Les ouvriers

Extrait

"Henri et Roland confirment. Comme les autres, personne ne leur aura non plus jamais dit qu’il fallait éviter au maximum le contact avec la dispersion de ces poussières de thorium. Qu’il était formellement interdit de fumer, de manger, de boire à proximité des ateliers, ou des zones de stockage. Ou que nulle femme enceinte ne devait jamais être en contact avec leurs tenues de travail, qu’ils ramenaient pourtant chez eux, et que leurs épouses mettaient dans la machine à laver de la famille. Avec le reste.
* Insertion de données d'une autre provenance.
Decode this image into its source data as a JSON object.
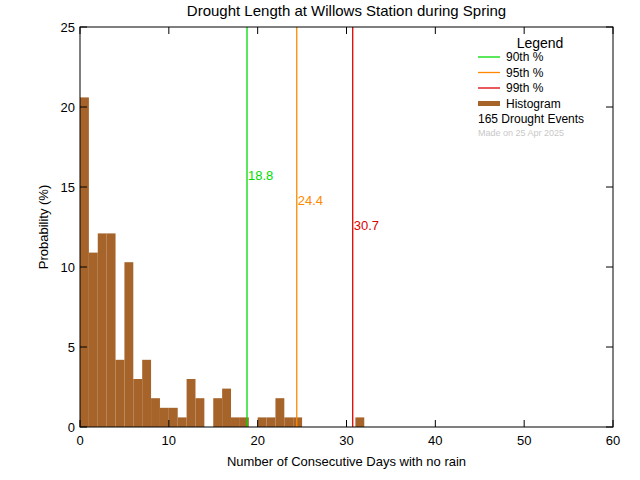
{
  "chart_data": {
    "type": "histogram",
    "title": "Drought Length at Willows Station during Spring",
    "x_label": "Number of Consecutive Days with no rain",
    "y_label": "Probability (%)",
    "bins": [
      0,
      1,
      2,
      3,
      4,
      5,
      6,
      7,
      8,
      9,
      10,
      11,
      12,
      13,
      14,
      15,
      16,
      17,
      18,
      19,
      20,
      21,
      22,
      23,
      24,
      25,
      26,
      27,
      28,
      29,
      30,
      31,
      32,
      33,
      34,
      35,
      36,
      37,
      38,
      39,
      40,
      41,
      42,
      43,
      44,
      45,
      46,
      47,
      48,
      49,
      50,
      51,
      52,
      53,
      54,
      55,
      56,
      57,
      58,
      59,
      60
    ],
    "series": [
      {
        "name": "Histogram",
        "color": "#a6642a",
        "values": [
          20.6,
          10.9,
          12.1,
          12.1,
          4.2,
          10.3,
          3.0,
          4.2,
          1.8,
          1.2,
          1.2,
          0.6,
          3.0,
          1.8,
          0,
          1.8,
          2.4,
          0.6,
          0.6,
          0,
          0.6,
          0.6,
          1.8,
          0.6,
          0.6,
          0,
          0,
          0,
          0,
          0,
          0,
          0.6,
          0,
          0,
          0,
          0,
          0,
          0,
          0,
          0,
          0,
          0,
          0,
          0,
          0,
          0,
          0,
          0,
          0,
          0,
          0,
          0,
          0,
          0,
          0,
          0,
          0,
          0,
          0,
          0
        ]
      }
    ],
    "percentiles": [
      {
        "name": "90th %",
        "value": 18.8,
        "color": "#00dd00"
      },
      {
        "name": "95th %",
        "value": 24.4,
        "color": "#ff8800"
      },
      {
        "name": "99th %",
        "value": 30.7,
        "color": "#dd0000"
      }
    ],
    "legend_title": "Legend",
    "legend": "top-right",
    "annotations": [
      "165 Drought Events",
      "Made on 25 Apr 2025"
    ],
    "xlim": [
      0,
      60
    ],
    "xticks": [
      0,
      10,
      20,
      30,
      40,
      50,
      60
    ],
    "ylim": [
      0,
      25
    ],
    "yticks": [
      0,
      5,
      10,
      15,
      20,
      25
    ],
    "grid": false
  }
}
La radioprotection des salariés n’a pas de sens économique pour la direction de Fertiladour, dans une optique industrielle où on vous explique que les protections exigées auraient un coût qui menacerait directement l’entreprise, et donc l’emploi. Mais on ne comptabilise pas la casse dont les ouvriers ont fait partie. Les objets contaminés ? À la casse. Les ouvriers en mauvaise santé ? À la casse aussi, en renvoyant au financement public l’avenir de ces personnes, abîmées par la colonisation privée de leurs corps. Les responsables industriels ont empoché les bénéfices de la vitalité de leurs ouvriers, la Sécurité Sociale prendra en charge leurs retraitements. Comme des déchets. Des choses déchues. Déchues de leur utilité première. Rétrogradées du seul statut humain qu’on leur a accordé, l’employabilité.

Ceux qui ont souffert se taisent pour la plupart, comme les terres, à qui on a imposé le choix du silence. De la condamnation à vie. Pour l’éternité ou presque. Sans espoir offert. "

Parmi les ouvriers rencontrés durant ces années de recherches sur Fertiladour, deux ouvriers, Henri Leblond et Roland Gabarrus, ont accepté de parler à visage découvert devant une caméra. Leurs témoignages ont éclairé les pratiques de l'usine en général, et des "années monazite" en particulier, et ont libéré la parole de beaucoup d'autres.
Tous les deux étaient en maladie professionnelle reconnue, atteints de silicose (présences irrémédiables de poussières sableuses dans les poumons) : ils étaient de fait tenus d'être équipés en permanence d'une assistance respiratoire.
En 2011, à une semaine d'intervalle, ces deux hommes sont malheureusement morts, asphyxiés, dans des conditions épouvantables : si elle a reconnu la silicose, jamais leur direction n'a souhaité évoquer la présence de cette terre radioactive dans leurs corps souffrants.

Ce livre leur est dédié, comme il l'est aussi à tous ceux, nombreux, qui ont aidé à soulever le couvercle des dénégations officielles.